If your OTA server provides a credentials.zip file, you can use the aktualizr-cert-provider tool to import the security information from the file and provision the device:

Attention: You should not copy this file to the device because it contains your private keys, during device setup you may access it from a USB thumbdrive or SD card. If you have to copy it, ensure that you delete the file after you executed the command below.

# aktualizr-cert-provider -c <path to removable media>/credentials.zip -l / -u -r

Attention: Note the device id in the first line of output of aktualizr-cert-provider command. Your device will probably show as this id in the OTA server Web interface.

After applying the changes, don't forget to Restart Aktualizr.

Configuring Secondaries (Application Container Updates)

Note: regular users of Torizon OTA don't need to configure secondaries, they are already configured by default.

Secondary is a concept in Uptane-compatible OTA systems that make it possible to update not only the main operating system but also other firmware and devices connected to it.
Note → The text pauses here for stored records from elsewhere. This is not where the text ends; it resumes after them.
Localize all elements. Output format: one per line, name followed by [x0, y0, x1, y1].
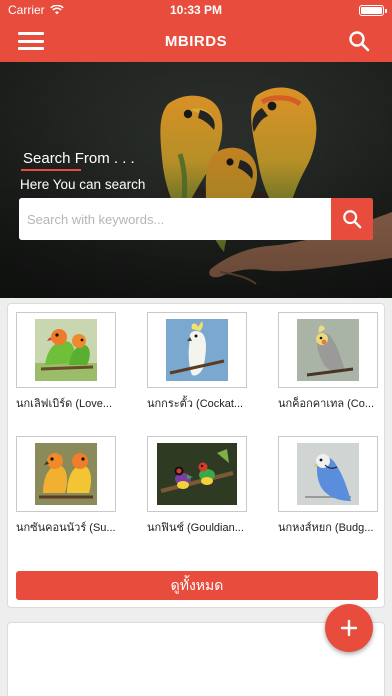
status-bar: Carrier 10:33 PM [0, 0, 392, 20]
hero-banner: Search From . . . Here You can search [0, 62, 392, 298]
view-all-button[interactable]: ดูทั้งหมด [16, 571, 378, 600]
bird-thumbnail [278, 436, 378, 512]
bird-thumbnail [147, 436, 247, 512]
search-icon [343, 210, 362, 229]
search-submit-button[interactable] [331, 198, 373, 240]
bird-label: นกค็อกคาเทล (Co... [278, 398, 375, 410]
bird-thumbnail [147, 312, 247, 388]
add-button[interactable] [325, 604, 373, 652]
wifi-icon [49, 5, 64, 15]
bird-thumbnail [16, 436, 116, 512]
birds-card: นกเลิฟเบิร์ด (Love... นกกระตั้ว (Cockat.… [7, 303, 385, 608]
bird-label: นกหงส์หยก (Budg... [278, 522, 374, 534]
bird-item-cockatoo[interactable]: นกกระตั้ว (Cockat... [147, 312, 247, 412]
bird-label: นกฟินช์ (Gouldian... [147, 522, 244, 534]
hamburger-icon [18, 32, 44, 35]
bird-label: นกเลิฟเบิร์ด (Love... [16, 398, 113, 410]
app-title: MBIRDS [164, 32, 228, 50]
bird-label: นกซันคอนนัวร์ (Su... [16, 522, 116, 534]
bird-item-cockatiel[interactable]: นกค็อกคาเทล (Co... [278, 312, 378, 412]
bird-label: นกกระตั้ว (Cockat... [147, 398, 244, 410]
bird-item-sun-conure[interactable]: นกซันคอนนัวร์ (Su... [16, 436, 116, 536]
search-input[interactable] [19, 198, 331, 240]
bird-item-gouldian-finch[interactable]: นกฟินช์ (Gouldian... [147, 436, 247, 536]
bird-item-budgerigar[interactable]: นกหงส์หยก (Budg... [278, 436, 378, 536]
bird-item-lovebird[interactable]: นกเลิฟเบิร์ด (Love... [16, 312, 116, 412]
hero-title-underline [21, 169, 81, 171]
battery-icon [359, 4, 387, 16]
search-icon[interactable] [348, 30, 370, 52]
carrier-label: Carrier [8, 3, 45, 17]
menu-button[interactable] [18, 30, 44, 52]
bird-thumbnail [278, 312, 378, 388]
nav-bar: MBIRDS [0, 20, 392, 62]
status-left: Carrier [8, 3, 64, 17]
search-bar [19, 198, 373, 240]
plus-icon [340, 619, 358, 637]
hero-title: Search From . . . [23, 150, 135, 167]
bird-thumbnail [16, 312, 116, 388]
hero-subtitle: Here You can search [20, 177, 146, 192]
TorizonCore uses secondaries to update containers via docker-compose files.

If you want to override the default configuration, take it as example and create custom configuration files under /etc/sota/. To get the content from the default files, execute the commands below:

# cat /usr/lib/sota/conf.d/50-docker-compose.toml 
[uptane]
secondary_config_file = "/usr/lib/sota/docker-compose.json"

# cat /usr/lib/sota/docker-compose.json
{
    "docker-compose": [
        {
            "partial_verifying": false,
            "ecu_hardware_id": "docker-compose",
            "full_client_dir": "/var/sota/storage/docker-compose",
            "ecu_private_key": "sec.private",
            "ecu_public_key": "sec.public",
            "firmware_path": "/var/sota/storage/docker-compose/docker-compose.yml",
            "target_name_path": "/var/sota/storage/docker-compose/target_name",
            "metadata_path": "/var/sota/storage/docker-compose/metadata"
        }
    ]
}

After applying changes, don't forget to Restart Aktualizr.

Troubleshooting

To see in more detail what Aktualizr is doing, you can stop the systemd service and start Aktualizr manually, e.g. with an increased loglevel for debugging:

# systemctl stop aktualizr
# aktualizr --loglevel 1

To provision the device again, make sure to stop Aktualizr, remove the device and start Aktualizr again:

# rm /var/sota/sql.db
# rm -rf /var/sota/storage/

Common issues

If you see the following message:

response http code: 400
response: "An error occurred: Missing entity: Ecu"
could not put manifest

Make sure to properly delete the storage of the secondary (see above).